Pursuant to resolutions duly adopted by the Board of Directors of Rackspace Hosting, Inc., a Delaware corporation, effective August 26, 2016, the Amended and Restated Bylaws are amended as follows:




Unless the corporation consents in writing to the selection of an alternative forum, the Court of Chancery of the State of Delaware (the “Chosen Court”) will be the sole and exclusive forum for (i) any derivative action or proceeding brought on behalf of the corporation, (ii) any action asserting a claim of breach of a fiduciary duty owed by any current or former director, officer or other employee of the corporation to the corporation or the corporation’s stockholders, (iii) any action asserting a claim arising pursuant to any provision of the DGCL, (iv) any action to interpret, apply, enforce or determine the validity of our amended and restated certificate of incorporation or our amended and restated bylaws (in each case as may be amended from time to time), or (v) any action asserting a claim against the corporation governed by the internal affairs doctrine (each, an “Action”), subject to the Chosen Court having personal jurisdiction over the indispensable parties named as defendants therein.  Any person or entity purchasing or otherwise acquiring any interest in shares of capital stock of the corporation shall be deemed to have notice of and consented to the provisions of this bylaw.
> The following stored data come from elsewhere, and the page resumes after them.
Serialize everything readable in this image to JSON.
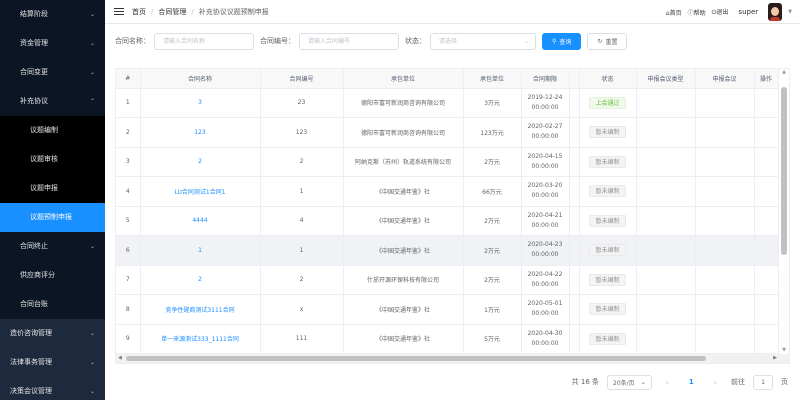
{
  "sidebar": {
    "items": [
      {
        "label": "结算阶段",
        "type": "group"
      },
      {
        "label": "资金管理",
        "type": "group"
      },
      {
        "label": "合同变更",
        "type": "group"
      },
      {
        "label": "补充协议",
        "type": "group-open"
      },
      {
        "label": "议题编制",
        "type": "sub"
      },
      {
        "label": "议题审核",
        "type": "sub"
      },
      {
        "label": "议题申报",
        "type": "sub"
      },
      {
        "label": "议题预制申报",
        "type": "sub-active"
      },
      {
        "label": "合同终止",
        "type": "group"
      },
      {
        "label": "供应商评分",
        "type": "plain"
      },
      {
        "label": "合同台账",
        "type": "plain"
      },
      {
        "label": "造价咨询管理",
        "type": "top"
      },
      {
        "label": "法律事务管理",
        "type": "top"
      },
      {
        "label": "决策会议管理",
        "type": "top"
      }
    ]
  },
  "header": {
    "breadcrumb": [
      "首页",
      "合同管理",
      "补充协议议题预制申报"
    ],
    "links": [
      "首页",
      "帮助",
      "退出"
    ],
    "user": "super"
  },
  "filters": {
    "contract_name_label": "合同名称：",
    "contract_name_placeholder": "请输入合同名称",
    "contract_no_label": "合同编号：",
    "contract_no_placeholder": "请输入合同编号",
    "status_label": "状态：",
    "status_placeholder": "请选择",
    "search_label": "查询",
    "reset_label": "重置"
  },
  "table": {
    "columns": [
      "#",
      "合同名称",
      "合同编号",
      "承包单位",
      "承包单位",
      "合同期限",
      "",
      "状态",
      "申报会议类型",
      "申报会议",
      "操作"
    ],
    "rows": [
      {
        "idx": "1",
        "name": "3",
        "no": "23",
        "company": "德阳市富可新润商咨询有限公司",
        "amount": "3万元",
        "date": "2019-12-24 00:00:00",
        "status": "上会通过",
        "ok": true
      },
      {
        "idx": "2",
        "name": "123",
        "no": "123",
        "company": "德阳市富可新润商咨询有限公司",
        "amount": "123万元",
        "date": "2020-02-27 00:00:00",
        "status": "暂未编制",
        "ok": false
      },
      {
        "idx": "3",
        "name": "2",
        "no": "2",
        "company": "阿纳克斯（苏州）轨道系统有限公司",
        "amount": "2万元",
        "date": "2020-04-15 00:00:00",
        "status": "暂未编制",
        "ok": false
      },
      {
        "idx": "4",
        "name": "LU合同测试1合同1",
        "no": "1",
        "company": "《中国交通年鉴》社",
        "amount": "66万元",
        "date": "2020-03-20 00:00:00",
        "status": "暂未编制",
        "ok": false
      },
      {
        "idx": "5",
        "name": "4444",
        "no": "4",
        "company": "《中国交通年鉴》社",
        "amount": "2万元",
        "date": "2020-04-21 00:00:00",
        "status": "暂未编制",
        "ok": false
      },
      {
        "idx": "6",
        "name": "1",
        "no": "1",
        "company": "《中国交通年鉴》社",
        "amount": "2万元",
        "date": "2020-04-23 00:00:00",
        "status": "暂未编制",
        "ok": false
      },
      {
        "idx": "7",
        "name": "2",
        "no": "2",
        "company": "什邡开源环保科技有限公司",
        "amount": "2万元",
        "date": "2020-04-22 00:00:00",
        "status": "暂未编制",
        "ok": false
      },
      {
        "idx": "8",
        "name": "竞争性磋商测试3111合同",
        "no": "x",
        "company": "《中国交通年鉴》社",
        "amount": "1万元",
        "date": "2020-05-01 00:00:00",
        "status": "暂未编制",
        "ok": false
      },
      {
        "idx": "9",
        "name": "单一来源测试333_1111合同",
        "no": "111",
        "company": "《中国交通年鉴》社",
        "amount": "5万元",
        "date": "2020-04-30 00:00:00",
        "status": "暂未编制",
        "ok": false
      }
    ]
  },
  "pager": {
    "total": "共 16 条",
    "size": "20条/页",
    "current": "1",
    "goto_label": "前往",
    "goto_value": "1",
    "page_suffix": "页"
  },
  "colors": {
    "sidebar_bg": "#0c1524",
    "accent": "#1890ff",
    "success": "#67c23a"
  }
}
If any Action is filed in a court other than the Chosen Court (a “Foreign Action”) in the name of any stockholder, such stockholder shall be deemed to have consented to (i) the personal jurisdiction of the Chosen Court in connection with any Action brought in any such court and (ii) having service of process made upon such stockholder in any such Action by service upon such stockholder’s counsel in the Foreign Action as agent for such stockholder.”